En un principio no era un pueblo, sino un páramo donde los trenes se detenían para dejar a los viajeros de San Fernando de Camarones. De ahí su nombre claro y sin presunción. En casi dos siglos de existencia, el Paradero no ha logrado ser mucho más de lo que fue siempre: un kilómetro y medio de calle principal, poco más de trescientas casas, una iglesia, un bar, un cine, una tienda, dos granjas avícolas y llanuras sembradas de cañaverales por todas partes.
Por lo general las madrugadas son frescas, pero poco antes del mediodía el olor del alquitrán de la línea empieza a hervir a la altura de los ojos. A partir de ese momento, el resistero del sol lo es todo. La hora oficial del pueblo no guarda ninguna relación con el meridiano de Greenwich. Todos allí se rigen por la llegada de dos trenes. La salida del sol ocurre siempre a las 5:20 de la madrugada, cuando el primer tren de viajeros pasa en dirección a Santa Clara. La noche llega a las 6:51 de la tarde, con el paso del último rumbo a Cienfuegos. Si cualquiera de esos trenes se retrasa o es cancelado, el tiempo en Camarones se vuelve confuso, incierto.
Muchos ciclones han asolado al pueblo desde su dudosa fundación hasta el domingo 4 de noviembre de 2001, fecha en que Michelle, el último en pasar por allí hasta ahora, tumbó la mata de aguacates que sembró Aurelio Yero, mi abuelo, cuando lo nombraron Jefe de Estación. Según datos que he podido recopilar, viendo reportes y cartografías, Michelle azotó al Paradero de Camarones alrededor de las diez de la noche, cuando su centro se localizaba en las proximidades de Santa Isabel de las Lajas y sus vientos máximos eran de 175 kilómetros por hora. Sin ese árbol se hace más difícil alcanzar el techo de la Estación. Desde allá arriba, se podía recorrer con la vista el pueblo entero y buscar sus salidas en todas las direcciones. Los trenes se veían venir desde muy lejos y, si el día estaba claro, eran visibles aún más allá de la línea del horizonte.

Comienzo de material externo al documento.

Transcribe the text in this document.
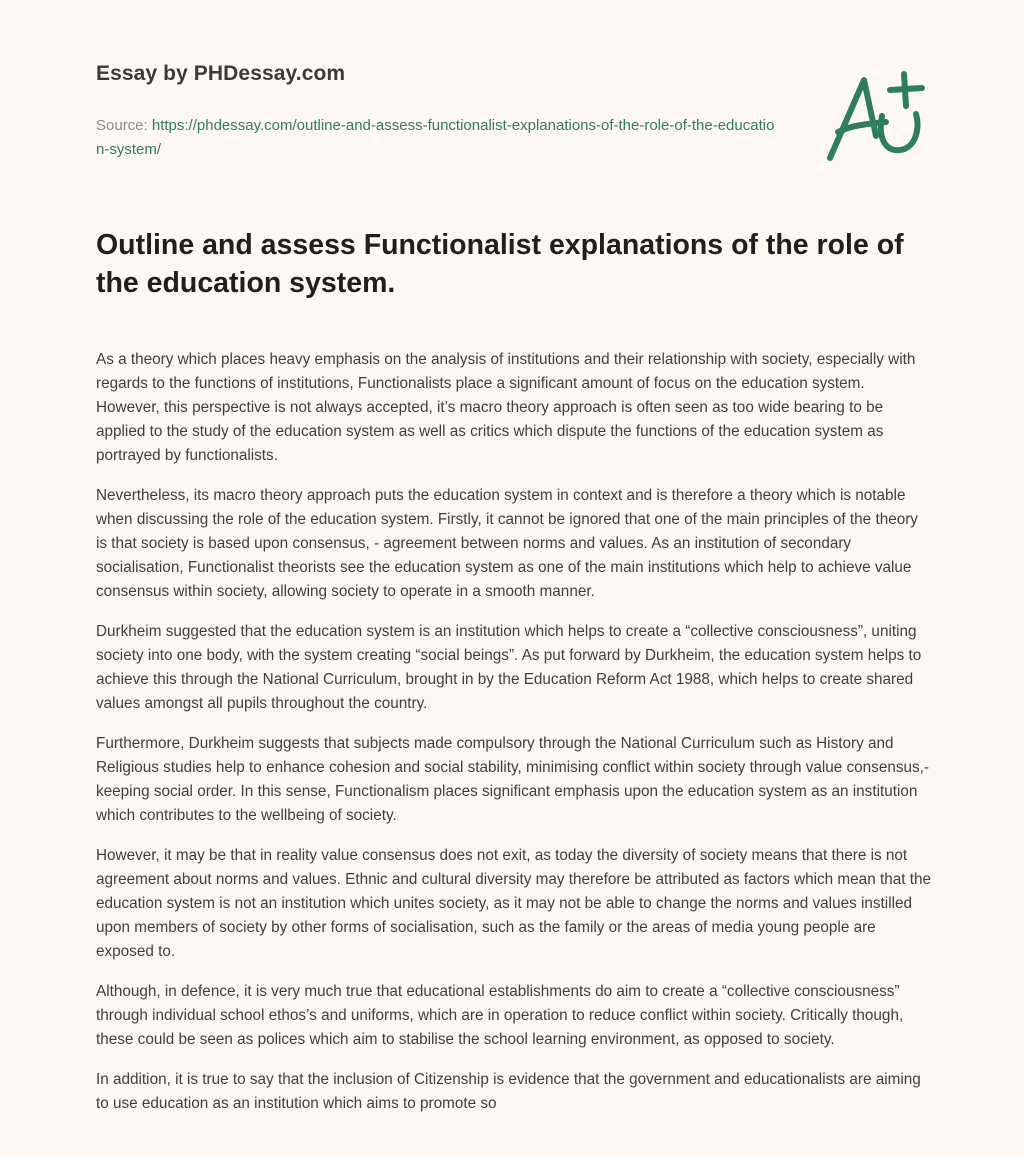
Essay by PHDessay.com
Source: https://phdessay.com/outline-and-assess-functionalist-explanations-of-the-role-of-the-education-system/
Outline and assess Functionalist explanations of the role of the education system.

As a theory which places heavy emphasis on the analysis of institutions and their relationship with society, especially with regards to the functions of institutions, Functionalists place a significant amount of focus on the education system. However, this perspective is not always accepted, it’s macro theory approach is often seen as too wide bearing to be applied to the study of the education system as well as critics which dispute the functions of the education system as portrayed by functionalists.

Nevertheless, its macro theory approach puts the education system in context and is therefore a theory which is notable when discussing the role of the education system. Firstly, it cannot be ignored that one of the main principles of the theory is that society is based upon consensus, - agreement between norms and values. As an institution of secondary socialisation, Functionalist theorists see the education system as one of the main institutions which help to achieve value consensus within society, allowing society to operate in a smooth manner.

Durkheim suggested that the education system is an institution which helps to create a “collective consciousness”, uniting society into one body, with the system creating “social beings”. As put forward by Durkheim, the education system helps to achieve this through the National Curriculum, brought in by the Education Reform Act 1988, which helps to create shared values amongst all pupils throughout the country.

Furthermore, Durkheim suggests that subjects made compulsory through the National Curriculum such as History and Religious studies help to enhance cohesion and social stability, minimising conflict within society through value consensus,- keeping social order. In this sense, Functionalism places significant emphasis upon the education system as an institution which contributes to the wellbeing of society.

However, it may be that in reality value consensus does not exit, as today the diversity of society means that there is not agreement about norms and values. Ethnic and cultural diversity may therefore be attributed as factors which mean that the education system is not an institution which unites society, as it may not be able to change the norms and values instilled upon members of society by other forms of socialisation, such as the family or the areas of media young people are exposed to.

Although, in defence, it is very much true that educational establishments do aim to create a “collective consciousness” through individual school ethos’s and uniforms, which are in operation to reduce conflict within society. Critically though, these could be seen as polices which aim to stabilise the school learning environment, as opposed to society.

In addition, it is true to say that the inclusion of Citizenship is evidence that the government and educationalists are aiming to use education as an institution which aims to promote so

Cuando se nace en Praga, en Lisboa o en Dublín, se tienen grandes historias que contar. Cientos de personajes con toda una vida por detrás se cruzan con uno a cualquier hora, en cualquier calle. Los sujetos del Paradero de Camarones son gente común y corriente. Muy pocas cosas han logrado soliviantar sus vidas rutinarias. No recuerdo un suceso en el mundo que hiciera cambiar el curso de las cosas en el bar Arelita, en la barbería de Felipe Marín o en la tienda de Chena. Por eso casi todos los hechos que se cuentan aquí apenas llaman la atención, tampoco sus personajes. Éramos poco menos de mil individuos –entre ancianos, hombres, mujeres y niños–, que le decíamos adiós a todos los que nos miraban desde las ventanillas de los trenes.
Debo repetirlo. Ninguno jamás tuvo nada de extraordinario, pero eran los míos y por eso los cuento.